Dans ces nouvelles images, on voit des bovins relever la tête, à quoi est-ce dû ?

Chez ces animaux, vous avez une artère qui passe le long de la colonne vertébrale. N’étant pas sectionnée au moment de la saignée, elle continue d’irriguer le cerveau et ce jusqu’à une dizaine de minutes. Autant de temps pendant lequel ils pourront ressentir les signaux de la douleur. C’est pour cela que l’on voit des animaux montrant des signes de reprise de conscience et des relevés de tête. À Craon, il y a même des animaux qui montrent encore des signes de vie après la saignée, au moment de la découpe primaire où l’on sectionne pattes, cornes et têtes.

Sébastien Arsac. © L214

Beaucoup d’abattoirs ont fermé ces dernières années en France, entraînant une concentration de l’activité dans de grands établissements. Les dysfonctionnements que vous dénoncez, est-ce plutôt le fait des petits ou des gros abattoirs ?

Nous avons conduit des enquêtes dans tous types d’abattoirs. De celui du Vigan (Gard), très petit, à ceux, immenses, de l’entreprise Bigard à Cuiseaux (Saône-et-Loire), qui a le monopole de l’abattage en France. Ces problèmes de reprise de conscience, on les a constatés dans tous les sites. Pour ce qui est des grands établissements où les cadences sont énormes, les animaux doivent avancer à tout prix, ce qui occasionne une violence encore plus forte dans la manipulation. Quant aux moyens d’étourdissement, les défaillances existent, quelle que soit la taille du site.

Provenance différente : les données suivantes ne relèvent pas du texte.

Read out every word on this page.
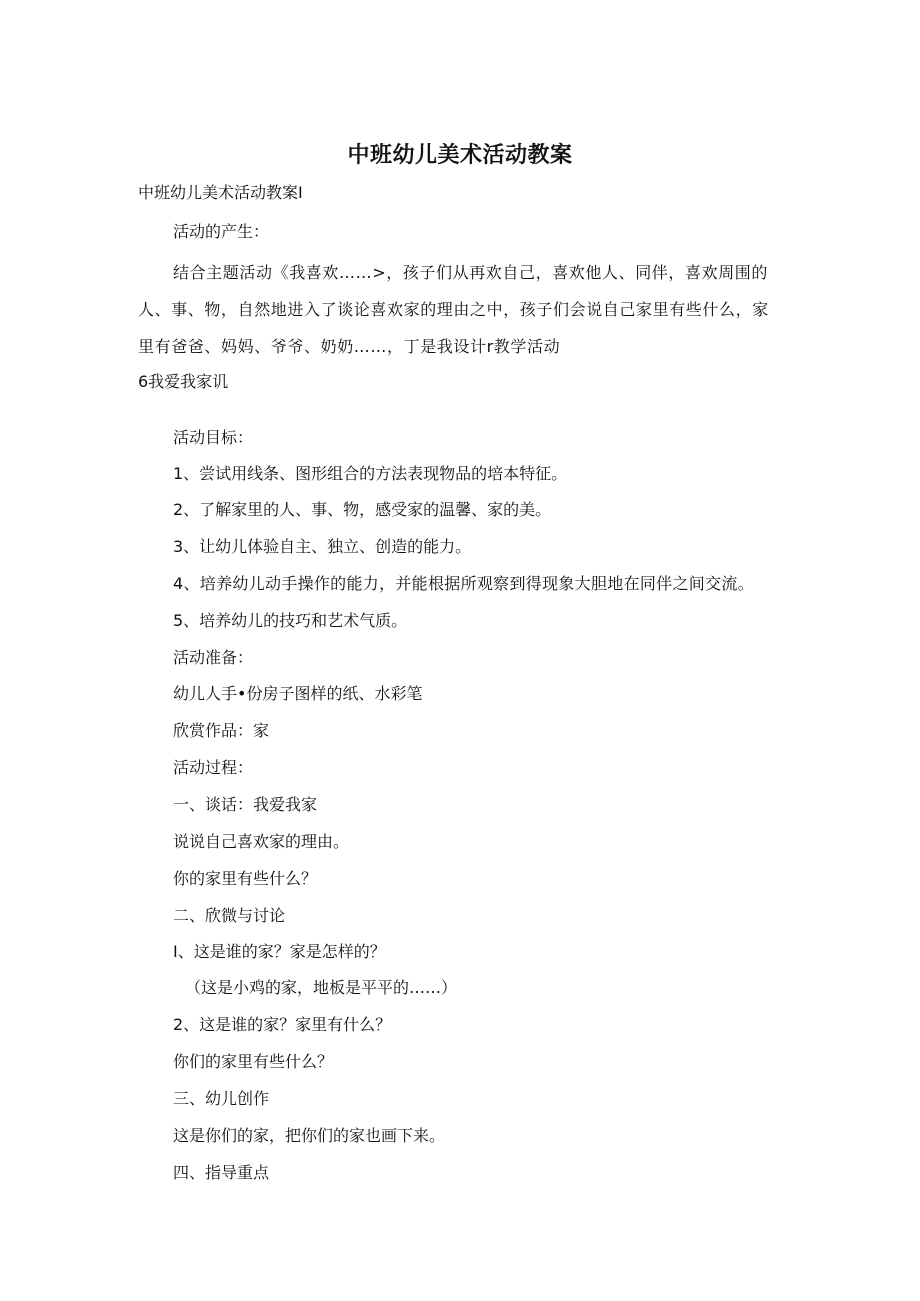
中班幼儿美术活动教案
中班幼儿美术活动教案I
活动的产生：
结合主题活动《我喜欢……>，孩子们从再欢自己，喜欢他人、同伴，喜欢周围的人、事、物，自然地进入了谈论喜欢家的理由之中，孩子们会说自己家里有些什么，家里有爸爸、妈妈、爷爷、奶奶……，丁是我设计r教学活动
6我爱我家讥
活动目标：
1、尝试用线条、图形组合的方法表现物品的培本特征。
2、了解家里的人、事、物，感受家的温馨、家的美。
3、让幼儿体验自主、独立、创造的能力。
4、培养幼儿动手操作的能力，并能根据所观察到得现象大胆地在同伴之间交流。
5、培养幼儿的技巧和艺术气质。
活动准备：
幼儿人手•份房子图样的纸、水彩笔
欣赏作品：家
活动过程：
一、谈话：我爱我家
说说自己喜欢家的理由。
你的家里有些什么？
二、欣微与讨论
I、这是谁的家？家是怎样的？
（这是小鸡的家，地板是平平的……）
2、这是谁的家？家里有什么？
你们的家里有些什么？
三、幼儿创作
这是你们的家，把你们的家也画下来。
四、指导重点
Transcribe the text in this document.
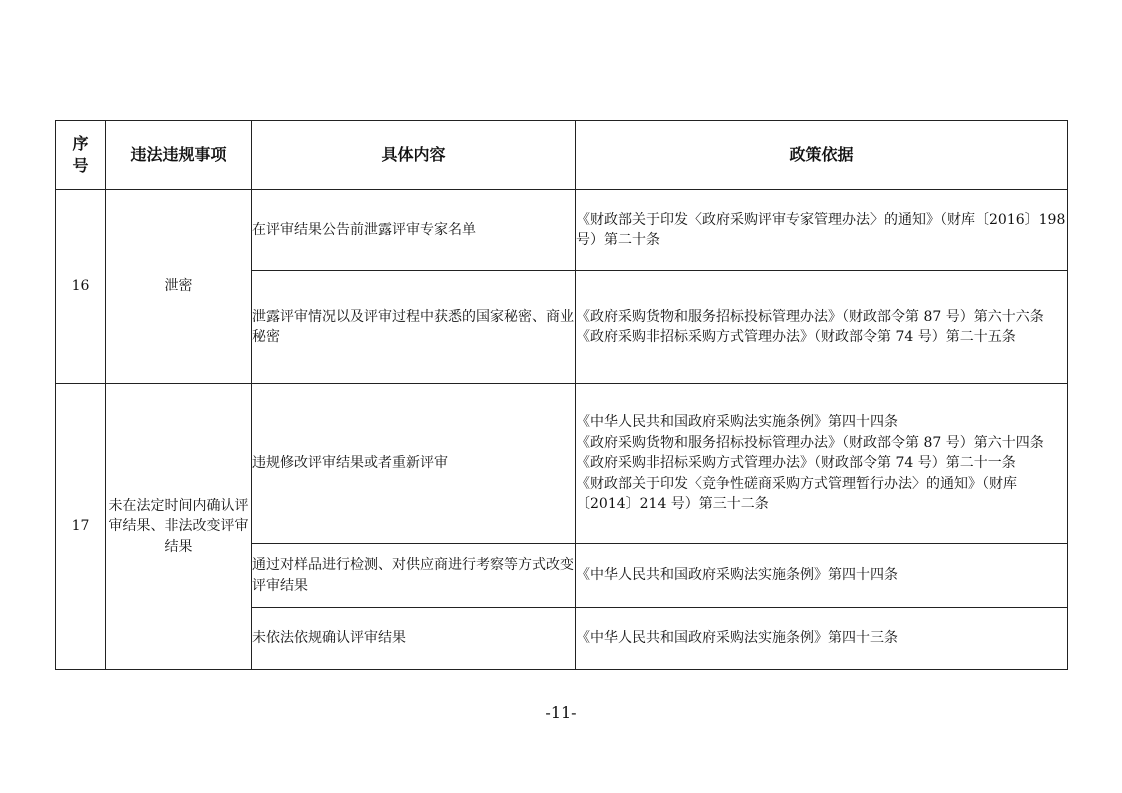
序号	违法违规事项	具体内容	政策依据
16	泄密	在评审结果公告前泄露评审专家名单	《财政部关于印发〈政府采购评审专家管理办法〉的通知》（财库〔2016〕198 号）第二十条

		泄露评审情况以及评审过程中获悉的国家秘密、商业秘密	《政府采购货物和服务招标投标管理办法》（财政部令第 87 号）第六十六条
《政府采购非招标采购方式管理办法》（财政部令第 74 号）第二十五条

17	未在法定时间内确认评审结果、非法改变评审结果	违规修改评审结果或者重新评审	《中华人民共和国政府采购法实施条例》第四十四条
《政府采购货物和服务招标投标管理办法》（财政部令第 87 号）第六十四条
《政府采购非招标采购方式管理办法》（财政部令第 74 号）第二十一条
《财政部关于印发〈竞争性磋商采购方式管理暂行办法〉的通知》（财库〔2014〕214 号）第三十二条

		通过对样品进行检测、对供应商进行考察等方式改变评审结果	《中华人民共和国政府采购法实施条例》第四十四条

		未依法依规确认评审结果	《中华人民共和国政府采购法实施条例》第四十三条
-11-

Qu’est-ce qui pourrait contribuer à améliorer la situation ?

Une des façons d’éradiquer ces problèmes graves, ce serait évidemment d’arrêter de consommer de la viande.

En décembre, l’Union européenne a voté l’autorisation de l’abattage à la ferme. Cela pourrait-il aider ?

Pour vous répondre, juste un chiffre : chaque jour, en France, on tue trois millions d’animaux dans les abattoirs. On imagine donc mal comment des abattoirs mobiles pourraient déployer de telles capacités. Cette option n’est pas «scalable» et ne peut concerner qu’une petite partie des animaux. En étape intermédiaire, il faut encourager la diminution de notre consommation de produits animaux. Ce n’est pas la direction que semble prendre l’actuel gouvernement.

Faudrait-il davantage de contrôles vétérinaires ?

Dans un abattoir comme Craon, vous avez un vétérinaire sanitaire, rattaché au ministère de l’Agriculture, présent chaque jour pour contrôler, avant et après la mise à mort. Il repère les individus malades, identifie de possibles problèmes sur les carcasses. C’est l’un des aspects les plus scandaleux : l’État est présent via les services vétérinaires, mais on constate de profondes défaillances du contrôle. L’an dernier, nous avons obtenu pas moins de quatre condamnations de l’État pour de tels manquements. En décembre 2023, le ministère de l’Agriculture a lui-même publié un rapport sur la question.

Comment expliquer ces défaillances des services vétérinaires ?

Il y a d’abord les difficultés à recruter pour des missions d’inspection sanitaire en abattoir, avec des centaines de postes vacants. Lors d’une de nos investigations, un enquêteur de L214 s’est fait embaucher chez Bigard sans aucune qualification vétérinaire. Au bout de deux semaines, il était préposé au contrôle de l’abattage des animaux.

La vidéosurveillance pourrait-elle aider à rendre les abattoirs moins opaques ?

Certains abattoirs possèdent de la vidéosurveillance, qui n’a rien d’obligatoire en France. Or, tant que la loi n’encadre pas, que fait-on de ces images ? Je pense que, de la même manière que des parlementaires peuvent se rendre de façon inopinée en prison, il faudrait qu’un tel droit de visite existe pour les abattoirs.